Tag Archives: sweatpants

The Gift of the Magi(c) Pants

9 Dec

blog image barefoot snow

The Boy and I had just finished a rousing match of badminton (versus the colloquial version which is more a non-fingered hand-covering and not so much a sport) and after, I suggested that we go to the high school band concert to hear some tunes and visit the Friends of Music bake sale (it’s for a good cause.  Really.  I eat brownies for the children.)  He had no homework and television programming was dominated by football or some other non-badminton type sport.

Now I know that getting The Boy to return to school once his day is done is difficult.  He has spent entire weekends, in February, without a coat because he left it in his locker and refused to go back and get it.  He once came home from school without shoes.  Shoes.  How does a person (other than the folks at Surfrider Foundation.org) get through their day without shodding?  The world is a dirty, broken glass-infested place just waiting to cut someone.  Basically the world is like east L.A. without Los Lobos.

“When you’re done with work, you don’t go back to the office to hang out,” he says.  “Your time there is over.  You know, like if you had an office.  Or a job,” he continued.  “Why don’t you have a job?”

I stopped his blathering and made him empty the car from my warehouse shopping trip where, armed with a list and coupons, I was able to keep costs down by staying focused.  (Although I couldn’t pass up the acai berry concentrate- it heals everything and was on sale.  I have needed it forever yet never knew it existed.)

Likewise the sweatpants.  A total impulse, but necessary, purchase as the moment I saw them I was reminded that The Boy has yet to bring his gym clothes home since, oh, the first day of school.  (I should have bought the bulk Lysol that was also on sale.  The Boy is a dirty, germ-infested being just waiting to cough on someone.)

The Boy has never owned a pair of sweats.  Maybe because “sweat” is something he avoids (along with chores, socializing and any physical contact with his mother- a hug would kill him- but I digress).

Soft and shapeless, the pants transfixed The Boy from the moment he brought them inside.  “Mother,” he asked, “how was I not previously aware of the splendor and the glory of après-school pants?”  (He has never avoided hyperbole, however.)

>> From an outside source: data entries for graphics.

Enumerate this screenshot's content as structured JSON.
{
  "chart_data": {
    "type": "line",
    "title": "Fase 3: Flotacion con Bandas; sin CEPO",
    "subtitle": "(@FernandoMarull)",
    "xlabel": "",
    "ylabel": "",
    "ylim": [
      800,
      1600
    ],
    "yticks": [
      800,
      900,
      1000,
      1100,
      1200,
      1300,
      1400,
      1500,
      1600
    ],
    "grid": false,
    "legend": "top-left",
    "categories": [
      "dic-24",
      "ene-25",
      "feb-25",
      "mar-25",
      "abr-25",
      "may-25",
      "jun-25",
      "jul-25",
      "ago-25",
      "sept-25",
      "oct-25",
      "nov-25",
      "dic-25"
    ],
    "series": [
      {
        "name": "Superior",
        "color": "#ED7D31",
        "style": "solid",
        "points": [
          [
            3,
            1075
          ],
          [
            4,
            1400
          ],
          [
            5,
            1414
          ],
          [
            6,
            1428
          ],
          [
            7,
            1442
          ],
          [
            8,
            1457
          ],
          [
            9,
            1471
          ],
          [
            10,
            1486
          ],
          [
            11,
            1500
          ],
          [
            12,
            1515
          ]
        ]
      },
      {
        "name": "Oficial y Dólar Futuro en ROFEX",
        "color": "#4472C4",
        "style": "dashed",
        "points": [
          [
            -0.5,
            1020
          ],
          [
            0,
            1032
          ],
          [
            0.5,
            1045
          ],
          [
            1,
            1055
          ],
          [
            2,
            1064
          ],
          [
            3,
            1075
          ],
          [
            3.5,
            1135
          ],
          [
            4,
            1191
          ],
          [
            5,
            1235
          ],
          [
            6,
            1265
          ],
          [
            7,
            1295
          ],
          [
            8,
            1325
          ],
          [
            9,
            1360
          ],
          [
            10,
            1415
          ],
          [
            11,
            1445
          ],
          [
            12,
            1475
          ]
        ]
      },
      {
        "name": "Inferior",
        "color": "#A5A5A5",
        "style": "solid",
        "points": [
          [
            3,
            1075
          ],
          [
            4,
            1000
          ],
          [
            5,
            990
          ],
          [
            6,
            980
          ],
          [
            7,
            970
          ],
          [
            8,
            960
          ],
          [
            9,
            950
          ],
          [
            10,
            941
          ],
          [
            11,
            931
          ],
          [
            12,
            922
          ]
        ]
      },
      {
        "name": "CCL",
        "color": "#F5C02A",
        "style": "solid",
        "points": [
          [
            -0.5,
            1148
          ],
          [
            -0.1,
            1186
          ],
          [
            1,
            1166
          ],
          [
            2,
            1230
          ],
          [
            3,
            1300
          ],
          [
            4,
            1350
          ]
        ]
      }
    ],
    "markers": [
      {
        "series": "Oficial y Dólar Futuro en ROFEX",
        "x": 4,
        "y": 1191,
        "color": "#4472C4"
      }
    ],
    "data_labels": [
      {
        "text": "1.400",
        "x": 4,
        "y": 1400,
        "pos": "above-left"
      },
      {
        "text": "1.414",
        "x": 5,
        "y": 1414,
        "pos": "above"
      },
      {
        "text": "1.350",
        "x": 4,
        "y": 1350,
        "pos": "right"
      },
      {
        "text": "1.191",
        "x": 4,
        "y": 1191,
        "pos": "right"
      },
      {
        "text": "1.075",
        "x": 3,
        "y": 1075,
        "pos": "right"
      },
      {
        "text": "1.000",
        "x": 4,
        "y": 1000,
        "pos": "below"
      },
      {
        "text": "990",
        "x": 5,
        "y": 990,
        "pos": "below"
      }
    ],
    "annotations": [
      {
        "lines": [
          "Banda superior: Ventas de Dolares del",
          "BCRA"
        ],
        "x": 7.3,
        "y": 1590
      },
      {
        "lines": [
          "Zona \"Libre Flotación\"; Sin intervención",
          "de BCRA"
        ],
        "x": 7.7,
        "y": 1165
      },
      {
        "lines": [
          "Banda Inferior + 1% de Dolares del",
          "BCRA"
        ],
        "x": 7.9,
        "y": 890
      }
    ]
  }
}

Now, as nights reach their absolute longest and badminton games occur in short, but fierce, bursts (no net, no rules, no daylight, stop crying), sweat pants are what The Boy wears after school and for entire weekends at a time, all the time.  He rarely argues and even occasionally inquires about my life (which also has no net).  He sends off lovely emails to his teachers, plays his music at a reasonable volume and sometimes flosses.  It’s as if aliens, nice and polite aliens, take over while he nestles deep within the sweatpants.

Oh, he still litters his room with discarded Kind bar wrappers (which I also should have bought in bulk) and has yet to swap out his gym clothes, but for $13.99 I have a teen who is gentle and sweet (and so not mine).

Until the pants give out.

Perhaps the best preventative action is to not launder the pants too often.

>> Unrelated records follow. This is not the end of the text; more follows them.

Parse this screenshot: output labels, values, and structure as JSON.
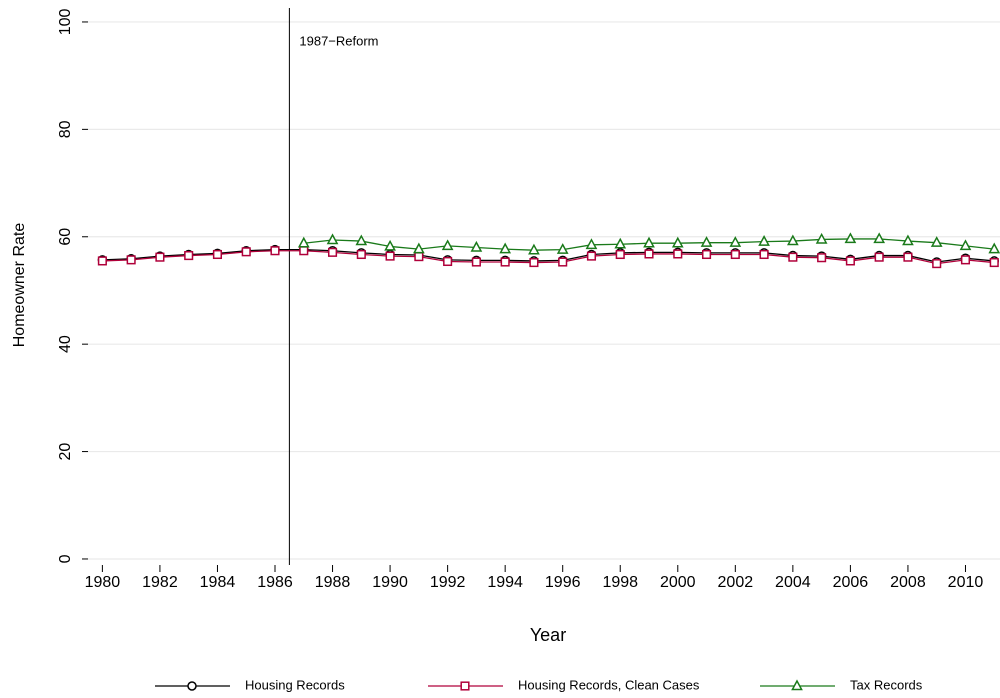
{
  "chart_data": {
    "type": "line",
    "x_label": "Year",
    "y_label": "Homeowner Rate",
    "x": [
      1980,
      1981,
      1982,
      1983,
      1984,
      1985,
      1986,
      1987,
      1988,
      1989,
      1990,
      1991,
      1992,
      1993,
      1994,
      1995,
      1996,
      1997,
      1998,
      1999,
      2000,
      2001,
      2002,
      2003,
      2004,
      2005,
      2006,
      2007,
      2008,
      2009,
      2010,
      2011
    ],
    "series": [
      {
        "name": "Housing Records",
        "color": "#000000",
        "marker": "circle",
        "values": [
          55.7,
          55.9,
          56.4,
          56.7,
          56.9,
          57.4,
          57.6,
          57.6,
          57.4,
          57.0,
          56.7,
          56.6,
          55.7,
          55.6,
          55.6,
          55.5,
          55.6,
          56.7,
          57.0,
          57.1,
          57.1,
          57.0,
          57.0,
          57.0,
          56.5,
          56.4,
          55.8,
          56.5,
          56.5,
          55.3,
          56.0,
          55.5
        ]
      },
      {
        "name": "Housing Records, Clean Cases",
        "color": "#b0003a",
        "marker": "square",
        "values": [
          55.5,
          55.7,
          56.2,
          56.5,
          56.7,
          57.2,
          57.4,
          57.4,
          57.1,
          56.7,
          56.4,
          56.3,
          55.4,
          55.3,
          55.3,
          55.2,
          55.3,
          56.4,
          56.7,
          56.8,
          56.8,
          56.7,
          56.7,
          56.7,
          56.2,
          56.1,
          55.5,
          56.2,
          56.2,
          55.0,
          55.7,
          55.2
        ]
      },
      {
        "name": "Tax Records",
        "color": "#1a7a1a",
        "marker": "triangle",
        "values": [
          null,
          null,
          null,
          null,
          null,
          null,
          null,
          58.8,
          59.4,
          59.2,
          58.2,
          57.7,
          58.3,
          58.0,
          57.7,
          57.5,
          57.6,
          58.5,
          58.6,
          58.8,
          58.8,
          58.9,
          58.9,
          59.1,
          59.2,
          59.5,
          59.6,
          59.6,
          59.2,
          58.9,
          58.3,
          57.7
        ]
      }
    ],
    "reference_line": {
      "x": 1986.5,
      "label": "1987−Reform"
    },
    "xlim": [
      1979.5,
      2011.2
    ],
    "ylim": [
      -0.75,
      102.6
    ],
    "xticks": [
      1980,
      1982,
      1984,
      1986,
      1988,
      1990,
      1992,
      1994,
      1996,
      1998,
      2000,
      2002,
      2004,
      2006,
      2008,
      2010
    ],
    "yticks": [
      0,
      20,
      40,
      60,
      80,
      100
    ],
    "grid": true
  }
}
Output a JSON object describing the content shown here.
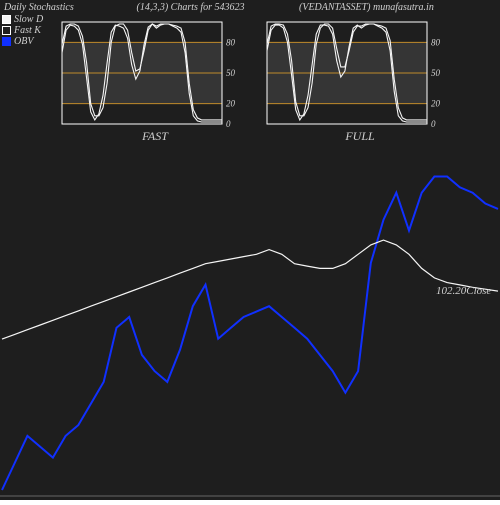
{
  "background_color": "#1e1e1e",
  "text_color": "#d0d0d0",
  "grid_color_major": "#c08a2a",
  "grid_color_minor": "#444444",
  "stoch_bg_light": "#353535",
  "stoch_bg_dark": "#1e1e1e",
  "line_white": "#f5f5f5",
  "line_blue": "#1030ff",
  "header": {
    "title1": "Daily Stochastics",
    "title2": "(14,3,3) Charts for 543623",
    "title3": "(VEDANTASSET) munafasutra.in"
  },
  "legend": {
    "slow_d": {
      "label": "Slow  D",
      "fill": "#f5f5f5"
    },
    "fast_k": {
      "label": "Fast K",
      "fill": "#1e1e1e"
    },
    "obv": {
      "label": "OBV",
      "fill": "#1030ff"
    }
  },
  "stochastic": {
    "type": "line",
    "ylim": [
      0,
      100
    ],
    "yticks": [
      0,
      20,
      50,
      80
    ],
    "fast_label": "FAST",
    "full_label": "FULL",
    "frame_color": "#ffffff",
    "band_color": "#353535",
    "series_fast": {
      "slowd": [
        78,
        96,
        98,
        98,
        96,
        86,
        60,
        20,
        8,
        8,
        16,
        40,
        80,
        96,
        98,
        98,
        92,
        70,
        52,
        54,
        72,
        92,
        98,
        96,
        98,
        98,
        98,
        97,
        96,
        94,
        80,
        40,
        14,
        6,
        4,
        4,
        4,
        4,
        4,
        4
      ],
      "fastk": [
        70,
        92,
        97,
        96,
        92,
        78,
        45,
        12,
        4,
        10,
        28,
        60,
        90,
        97,
        96,
        94,
        84,
        58,
        44,
        52,
        78,
        95,
        98,
        94,
        97,
        98,
        98,
        96,
        94,
        90,
        70,
        30,
        8,
        3,
        2,
        2,
        2,
        2,
        2,
        2
      ]
    },
    "series_full": {
      "slowd": [
        78,
        96,
        98,
        98,
        97,
        88,
        62,
        22,
        8,
        8,
        16,
        40,
        78,
        94,
        98,
        98,
        94,
        74,
        56,
        56,
        72,
        90,
        96,
        96,
        98,
        98,
        98,
        97,
        96,
        94,
        82,
        44,
        16,
        6,
        4,
        4,
        4,
        4,
        4,
        4
      ],
      "fastk": [
        72,
        92,
        97,
        97,
        94,
        80,
        48,
        14,
        4,
        10,
        28,
        58,
        88,
        97,
        97,
        96,
        88,
        62,
        46,
        52,
        76,
        94,
        97,
        94,
        97,
        98,
        98,
        96,
        94,
        90,
        72,
        32,
        8,
        3,
        2,
        2,
        2,
        2,
        2,
        2
      ]
    }
  },
  "price_chart": {
    "type": "line",
    "close_label": "102.20Close",
    "close_value": 102.2,
    "xlim": [
      0,
      39
    ],
    "ylim_main": [
      60,
      130
    ],
    "close_line": {
      "color": "#f5f5f5",
      "values": [
        92,
        93,
        94,
        95,
        96,
        97,
        98,
        99,
        100,
        101,
        102,
        103,
        104,
        105,
        106,
        107,
        108,
        108.5,
        109,
        109.5,
        110,
        111,
        110,
        108,
        107.5,
        107,
        107,
        108,
        110,
        112,
        113,
        112,
        110,
        107,
        105,
        104,
        103.5,
        103,
        102.6,
        102.2
      ]
    },
    "obv_line": {
      "color": "#1030ff",
      "values": [
        50,
        55,
        60,
        58,
        56,
        60,
        62,
        66,
        70,
        80,
        82,
        75,
        72,
        70,
        76,
        84,
        88,
        78,
        80,
        82,
        83,
        84,
        82,
        80,
        78,
        75,
        72,
        68,
        72,
        92,
        100,
        105,
        98,
        105,
        108,
        108,
        106,
        105,
        103,
        102
      ]
    },
    "baseline_y": 60,
    "baseline_color": "#666666"
  }
}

And so we learn from the children.

Karma and The Golden Globes

16 Jan

blog image golden globe

Re: Karma.  Don’t you love when this happens to you:

Six years ago, Spouse met a Guy on a plane.  The Guy was like any of us- fumbling through life, drinking cheap wine and waiting for a sign.  Well, he was like any English major I’ve ever known, anyway.

Lacking either a plan or money, The Guy moves to Paris, marries a model, has two kids, moves to Australia then returns to the US whereupon his wife opens an Ayurveda smoothie/pet spa and becomes “the” darling of the Los Angeles Ayurveda-celebrity-pet-smoothie-spa set while I’m still trying to complete a bathroom renovation and get my now six years older car to pass inspection.

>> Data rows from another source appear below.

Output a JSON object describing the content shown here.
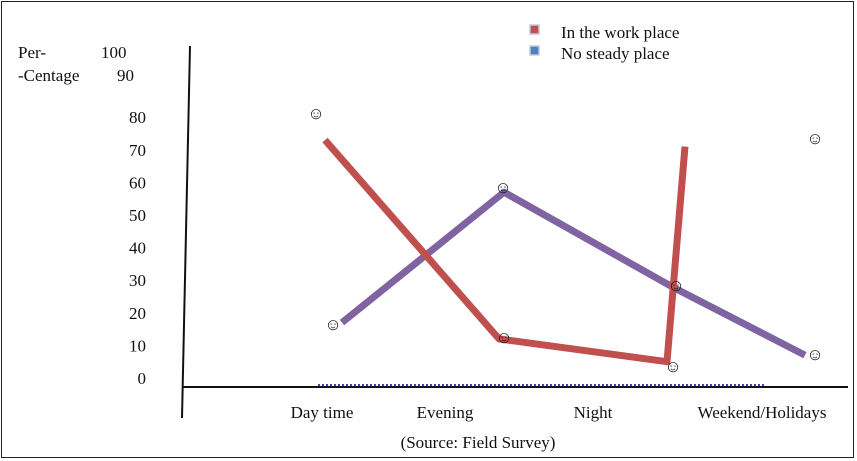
{
  "chart_data": {
    "type": "line",
    "ylabel_line1": "Per-",
    "ylabel_line2": "-Centage",
    "categories": [
      "Day time",
      "Evening",
      "Night",
      "Weekend/Holidays"
    ],
    "yticks": [
      0,
      10,
      20,
      30,
      40,
      50,
      60,
      70,
      80,
      90,
      100
    ],
    "ylim": [
      0,
      100
    ],
    "grid": false,
    "legend_position": "top-right",
    "series": [
      {
        "name": "In the work place",
        "color": "#c0504d",
        "values": [
          73,
          12,
          5,
          71
        ]
      },
      {
        "name": "No steady place",
        "color": "#8064a2",
        "legend_color": "#4f81bd",
        "values": [
          17,
          57,
          28,
          7
        ]
      }
    ],
    "point_marker": "☺",
    "source": "(Source: Field Survey)"
  }
}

And it’s not that we don’t appreciate Ayurveda pet smoothie bars in upstate NY, it’s just that we prefer whole milk all the time.

Fast forward to Sunday night when, while channel-surfing, Spouse spots The Guy at The Golden Globe Awards.  The Golden Globes which, I suspect, have little to do with either geography or transition metals but seem to attract a tanned, relaxed, champagne-sipping crowd.

“There’s The Guy!” he yelled.

“That isn’t fair!” I cried.

And by “that,” I meant “life.”

And by “isn’t,” I meant “is not.”

And it’s true: life is not fair.

Never was, never will be- it’s just that being reminded stinks.

But, like good luck, justice and sweatpants, karma also has an ebb and flow.  (Well, maybe not the sweatpants.  There’s no excuse for sweatpants.)

So, occasionally, when all my pontificating and prognosticating, all the contemplations and reflections on living that I have blathered at my kid (ad nauseam- just ask him and hold for the eye roll), the advice, the pep-talks, the verbiage in/verbiage out, the blow-hardness of my very existence, all of it, comes back at me with the force of a statuette to the face and the kid asks: “What?  He looks like a nice guy.”

I remember that karma works.

And I love when good karma happens to me.